The Massachusetts Supreme Court will soon decide the case of Commonwealth v. Dayton, which raises the issue of whether an individual charged with an OUI third offense can be held as a danger to the community. The dangerousness statute of Massachusetts General Laws Chapter 58a, provides that a defendant can be held for up to 120 days without bail if the Commonwealth can establish that the defendant is a danger to the community. To be held without bail under the dangerousness statute, the defendant has to be charged with an offense which falls under the statute.
OUI third offense may fall under the statute, however, the statute is ambiguous, as to whether an OUI third qualifies for detention under the dangerousness statute. Section 58a., provides that the Commonwealth may order pretrial detention on conditions of release for a felony offense, including when a defendant is arrested and charged with a third or subsequent conviction for a violation of Section 24 of Ch. 90.
Third offense is a felony offense, however the issue is whether it counts as a third or subsequent conviction. The defendant’s in the Dayton case argued that a person must would have to be charged with a fourth offense in order to meet the requirements of being held as a danger to the community. A person charged with a third offense only has two prior convictions, as a person charged with a fourth offense has a third more subsequent conviction.
Because the statute speaks of the term third conviction, the statute seems to indicate that a person has to be charged with a fourth offense or convicted of a third offense prior to the requirements of the dangerousness statute to be met. I expect the court will decide this in favor of the defense based on the claim being that the statute. Since the language is ambiguous it should be construed in favor of the defendant. If the legislature intended for a defendant only to be charged, they would have stated anyone charged with a third offense. Instead, the term conviction indicates that the legislature was drawing a distinction and wanted the person to face three prior convictions before being held as a danger to the community.

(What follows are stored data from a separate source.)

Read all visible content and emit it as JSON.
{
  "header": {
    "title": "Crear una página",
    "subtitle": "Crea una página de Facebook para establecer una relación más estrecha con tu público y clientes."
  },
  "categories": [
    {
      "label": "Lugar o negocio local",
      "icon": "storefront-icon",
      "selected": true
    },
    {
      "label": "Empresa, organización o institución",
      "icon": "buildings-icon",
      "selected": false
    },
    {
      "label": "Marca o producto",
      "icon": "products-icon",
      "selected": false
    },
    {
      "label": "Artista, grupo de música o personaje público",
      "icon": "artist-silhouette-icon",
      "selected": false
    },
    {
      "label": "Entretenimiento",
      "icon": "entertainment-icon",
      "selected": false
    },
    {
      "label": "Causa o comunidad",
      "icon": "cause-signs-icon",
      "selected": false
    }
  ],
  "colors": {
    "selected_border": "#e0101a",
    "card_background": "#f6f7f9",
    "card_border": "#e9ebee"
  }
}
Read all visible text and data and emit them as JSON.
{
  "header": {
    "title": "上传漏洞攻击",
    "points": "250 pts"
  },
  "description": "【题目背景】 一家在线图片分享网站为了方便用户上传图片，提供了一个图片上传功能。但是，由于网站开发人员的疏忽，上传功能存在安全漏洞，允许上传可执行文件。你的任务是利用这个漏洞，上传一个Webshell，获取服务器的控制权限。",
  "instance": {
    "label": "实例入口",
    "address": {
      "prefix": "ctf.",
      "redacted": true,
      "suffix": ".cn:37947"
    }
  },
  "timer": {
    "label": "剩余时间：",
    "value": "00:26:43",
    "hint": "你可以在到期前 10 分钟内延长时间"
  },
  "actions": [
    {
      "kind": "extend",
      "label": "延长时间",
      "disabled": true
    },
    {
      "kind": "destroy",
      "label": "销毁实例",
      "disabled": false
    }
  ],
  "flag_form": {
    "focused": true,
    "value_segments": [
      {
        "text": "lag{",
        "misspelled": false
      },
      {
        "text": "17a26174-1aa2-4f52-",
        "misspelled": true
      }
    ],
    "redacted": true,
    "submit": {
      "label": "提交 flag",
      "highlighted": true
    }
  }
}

While this decision raises an interesting issue of statutory interpretation, under Chapter 58a., in most cases district attorneys do not seek to hold the defendant as a danger to the community based on a third offense. In my experience working with clients up against third offenses, typically the government will ask for some form of bail or conditions of release. Bail on a third offense would range anywhere from $500.00 to $1,500.00 in most cases if a person appeared on their two prior OUI offenses.
The only county that does seek detention on third offenses, in my experience, is Essex County- in particular the Newbury District Court where I have had them request a dangerousness hearing on a third offense. While it is not common practice to request such a hearing, some DA’s offices’ have tried to use the statute in this fashion. When a district attorney does seek detention under a dangerousness statute, the government would have to call it’s witnesses and this provides an opportunity for the defense counsel to cross examine the arresting officer and obtain discovery on the underlying OUI case.
The government’s burden is high to meet the dangerousness hearing because they have to prove that no conditions of release can ensure the safety of the community and the public. In many cases, you can fashion remedies the would negate this requirement, such as requiring the person to submit to alcohol testing, do not drive orders, or other GPS tracking that would alert the court should the defendant get behind the wheel.
As a Massachusetts OUI Lawyer,despite the excellent arguments made by the Commonwealth’s Lawyer Joseph Coliflores, I would expect that the Court will side with the defense holding that as written the statute only allows for a defendant convicted of a Third Offense to be held as a danger to the community.